Un homme de 32 ans, interpellé samedi après le signalement d’un utilisateur de Facebook, doit être présenté mardi en comparution immédiate à Foix pour « apologie publique d’un acte de terrorisme » et « menace de mort en raison de la religion », a-t-on appris auprès du parquet.

L’audience est fixée à 14H00 au tribunal correctionnel de Foix, a précisé une représentante du parquet.

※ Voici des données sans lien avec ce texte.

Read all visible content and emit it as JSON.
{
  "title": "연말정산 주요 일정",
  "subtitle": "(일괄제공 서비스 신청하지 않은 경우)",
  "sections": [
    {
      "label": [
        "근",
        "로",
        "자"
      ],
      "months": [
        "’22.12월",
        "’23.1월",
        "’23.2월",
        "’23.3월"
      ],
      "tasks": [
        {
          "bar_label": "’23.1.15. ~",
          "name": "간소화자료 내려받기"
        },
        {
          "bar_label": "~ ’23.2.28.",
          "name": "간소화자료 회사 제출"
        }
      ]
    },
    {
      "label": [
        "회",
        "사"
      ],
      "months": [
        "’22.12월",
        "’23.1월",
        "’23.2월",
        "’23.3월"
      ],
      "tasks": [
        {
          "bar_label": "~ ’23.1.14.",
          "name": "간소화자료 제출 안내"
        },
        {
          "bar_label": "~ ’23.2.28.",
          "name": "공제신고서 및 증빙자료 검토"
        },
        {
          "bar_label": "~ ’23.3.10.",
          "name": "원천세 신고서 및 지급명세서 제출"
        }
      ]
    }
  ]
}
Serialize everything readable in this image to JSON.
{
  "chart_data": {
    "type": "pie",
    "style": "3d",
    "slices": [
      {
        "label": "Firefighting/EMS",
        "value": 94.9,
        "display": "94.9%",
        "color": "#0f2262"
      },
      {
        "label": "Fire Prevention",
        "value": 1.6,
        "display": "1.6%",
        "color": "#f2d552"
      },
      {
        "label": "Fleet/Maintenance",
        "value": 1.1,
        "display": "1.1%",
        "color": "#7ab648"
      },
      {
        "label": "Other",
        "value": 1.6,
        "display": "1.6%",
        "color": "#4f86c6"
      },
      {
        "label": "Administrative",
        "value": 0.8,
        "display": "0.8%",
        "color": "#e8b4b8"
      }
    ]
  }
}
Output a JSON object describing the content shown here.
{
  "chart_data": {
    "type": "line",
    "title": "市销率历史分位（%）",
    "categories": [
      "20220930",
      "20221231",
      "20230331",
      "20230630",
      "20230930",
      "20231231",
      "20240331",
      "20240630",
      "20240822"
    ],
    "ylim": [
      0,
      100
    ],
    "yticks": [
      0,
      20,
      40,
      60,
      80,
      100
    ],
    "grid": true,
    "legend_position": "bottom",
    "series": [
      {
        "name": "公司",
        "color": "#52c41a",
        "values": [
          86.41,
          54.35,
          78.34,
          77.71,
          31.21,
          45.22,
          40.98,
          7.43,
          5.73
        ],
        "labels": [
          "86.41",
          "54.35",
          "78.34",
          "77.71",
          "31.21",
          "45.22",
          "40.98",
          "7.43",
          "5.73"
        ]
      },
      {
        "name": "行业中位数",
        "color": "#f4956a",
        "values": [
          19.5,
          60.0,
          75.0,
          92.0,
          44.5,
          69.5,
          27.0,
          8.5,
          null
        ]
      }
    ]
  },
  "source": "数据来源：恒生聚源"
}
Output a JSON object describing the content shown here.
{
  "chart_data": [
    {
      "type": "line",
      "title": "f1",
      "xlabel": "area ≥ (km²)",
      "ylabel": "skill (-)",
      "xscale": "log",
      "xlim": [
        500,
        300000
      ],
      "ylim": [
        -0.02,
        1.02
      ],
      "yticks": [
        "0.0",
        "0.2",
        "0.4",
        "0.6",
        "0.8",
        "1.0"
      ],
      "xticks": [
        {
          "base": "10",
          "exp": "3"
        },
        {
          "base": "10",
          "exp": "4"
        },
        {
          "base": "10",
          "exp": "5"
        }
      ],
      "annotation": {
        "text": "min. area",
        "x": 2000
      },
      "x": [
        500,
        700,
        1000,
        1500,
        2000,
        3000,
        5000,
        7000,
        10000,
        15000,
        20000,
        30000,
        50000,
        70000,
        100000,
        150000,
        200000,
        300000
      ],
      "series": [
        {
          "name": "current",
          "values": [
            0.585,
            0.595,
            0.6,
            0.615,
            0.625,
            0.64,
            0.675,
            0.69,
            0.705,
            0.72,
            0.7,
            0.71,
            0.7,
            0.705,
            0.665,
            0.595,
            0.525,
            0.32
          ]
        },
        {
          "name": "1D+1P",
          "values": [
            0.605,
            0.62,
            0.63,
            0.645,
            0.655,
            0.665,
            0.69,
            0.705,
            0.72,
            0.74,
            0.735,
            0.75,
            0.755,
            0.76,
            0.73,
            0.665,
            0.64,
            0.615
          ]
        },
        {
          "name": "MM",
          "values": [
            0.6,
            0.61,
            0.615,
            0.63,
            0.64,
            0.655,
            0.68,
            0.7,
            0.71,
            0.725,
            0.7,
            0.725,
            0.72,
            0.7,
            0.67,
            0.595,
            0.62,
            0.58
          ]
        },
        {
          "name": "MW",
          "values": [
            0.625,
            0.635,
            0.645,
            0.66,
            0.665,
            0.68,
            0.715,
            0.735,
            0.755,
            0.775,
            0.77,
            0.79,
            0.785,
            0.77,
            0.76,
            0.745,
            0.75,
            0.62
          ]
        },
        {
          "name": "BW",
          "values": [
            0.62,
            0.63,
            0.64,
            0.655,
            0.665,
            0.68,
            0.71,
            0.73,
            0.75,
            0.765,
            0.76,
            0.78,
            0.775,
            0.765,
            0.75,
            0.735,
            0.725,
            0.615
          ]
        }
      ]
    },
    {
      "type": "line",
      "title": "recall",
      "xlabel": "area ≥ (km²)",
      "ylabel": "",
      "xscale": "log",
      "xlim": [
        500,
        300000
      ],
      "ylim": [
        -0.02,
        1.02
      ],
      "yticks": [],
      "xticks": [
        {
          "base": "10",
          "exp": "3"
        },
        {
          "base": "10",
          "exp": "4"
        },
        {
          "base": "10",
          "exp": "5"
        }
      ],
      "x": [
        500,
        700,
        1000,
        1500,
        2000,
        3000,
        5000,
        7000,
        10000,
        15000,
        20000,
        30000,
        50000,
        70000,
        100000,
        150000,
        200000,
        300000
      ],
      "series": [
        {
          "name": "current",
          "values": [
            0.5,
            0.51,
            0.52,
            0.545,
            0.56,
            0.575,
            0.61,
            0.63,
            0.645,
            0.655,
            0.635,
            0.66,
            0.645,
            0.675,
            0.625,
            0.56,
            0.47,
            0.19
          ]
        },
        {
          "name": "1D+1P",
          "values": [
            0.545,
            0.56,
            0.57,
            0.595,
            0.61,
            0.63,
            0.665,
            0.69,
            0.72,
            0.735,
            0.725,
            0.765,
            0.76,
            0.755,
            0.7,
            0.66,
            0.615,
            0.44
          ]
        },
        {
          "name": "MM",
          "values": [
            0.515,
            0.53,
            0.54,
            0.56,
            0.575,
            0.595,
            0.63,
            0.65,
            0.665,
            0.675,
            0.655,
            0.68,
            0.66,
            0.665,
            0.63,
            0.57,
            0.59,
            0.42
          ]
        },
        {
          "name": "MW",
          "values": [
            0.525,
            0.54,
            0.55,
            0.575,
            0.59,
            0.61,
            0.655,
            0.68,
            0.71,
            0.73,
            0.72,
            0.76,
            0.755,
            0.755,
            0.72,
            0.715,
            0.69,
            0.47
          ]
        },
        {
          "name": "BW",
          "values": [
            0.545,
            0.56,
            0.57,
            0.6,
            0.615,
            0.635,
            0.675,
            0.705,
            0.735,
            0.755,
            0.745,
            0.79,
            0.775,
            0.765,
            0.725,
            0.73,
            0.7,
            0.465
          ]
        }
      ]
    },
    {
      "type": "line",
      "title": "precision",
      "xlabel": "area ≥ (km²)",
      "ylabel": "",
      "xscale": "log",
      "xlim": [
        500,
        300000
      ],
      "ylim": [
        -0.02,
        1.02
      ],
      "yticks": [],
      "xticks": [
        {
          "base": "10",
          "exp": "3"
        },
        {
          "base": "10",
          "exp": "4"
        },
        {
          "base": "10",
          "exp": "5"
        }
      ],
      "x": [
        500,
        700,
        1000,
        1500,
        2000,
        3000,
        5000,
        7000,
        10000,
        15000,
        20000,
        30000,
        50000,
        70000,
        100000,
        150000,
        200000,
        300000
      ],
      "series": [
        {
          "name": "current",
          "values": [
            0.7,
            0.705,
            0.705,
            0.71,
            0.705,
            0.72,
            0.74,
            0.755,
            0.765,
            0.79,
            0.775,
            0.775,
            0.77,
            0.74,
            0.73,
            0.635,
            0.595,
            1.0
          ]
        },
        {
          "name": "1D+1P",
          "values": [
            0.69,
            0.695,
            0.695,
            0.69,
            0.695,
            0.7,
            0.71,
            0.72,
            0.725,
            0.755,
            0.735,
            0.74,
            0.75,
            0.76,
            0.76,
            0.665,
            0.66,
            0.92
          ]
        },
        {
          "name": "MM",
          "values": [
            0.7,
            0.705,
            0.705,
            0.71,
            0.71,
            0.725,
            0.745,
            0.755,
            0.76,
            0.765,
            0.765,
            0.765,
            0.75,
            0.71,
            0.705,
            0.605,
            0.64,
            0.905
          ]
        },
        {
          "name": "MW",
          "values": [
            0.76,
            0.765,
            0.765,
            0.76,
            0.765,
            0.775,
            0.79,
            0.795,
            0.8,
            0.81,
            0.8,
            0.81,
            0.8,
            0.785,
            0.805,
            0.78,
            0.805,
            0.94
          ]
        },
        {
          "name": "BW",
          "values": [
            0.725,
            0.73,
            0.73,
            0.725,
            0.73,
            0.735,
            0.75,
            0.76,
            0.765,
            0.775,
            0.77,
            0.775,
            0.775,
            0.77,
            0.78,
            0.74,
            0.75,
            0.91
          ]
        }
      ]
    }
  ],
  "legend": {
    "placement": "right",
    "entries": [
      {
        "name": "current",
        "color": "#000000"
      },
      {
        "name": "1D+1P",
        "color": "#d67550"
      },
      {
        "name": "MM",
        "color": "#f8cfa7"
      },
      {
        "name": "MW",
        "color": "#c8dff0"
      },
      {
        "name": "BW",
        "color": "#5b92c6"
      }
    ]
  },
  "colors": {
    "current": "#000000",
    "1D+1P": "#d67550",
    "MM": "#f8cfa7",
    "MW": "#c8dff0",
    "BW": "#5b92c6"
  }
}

Samedi, un utilisateur de Facebook avait signalé à la police des « menaces de mort réitérées » de la part d’un « individu se réclamant d’Allah et faisant l’apologie du terrorisme », selon un communiqué du procureur de la République à Foix, Karline Bouisset.

Selon le document, « sans énoncer de cible particulière, l’intéressé indiquait parallèlement vouloir donner son âme à Allah le 12 décembre 2016 », jour d’une visite du Premier ministre, Bernard Cazeneuve, en Ariège.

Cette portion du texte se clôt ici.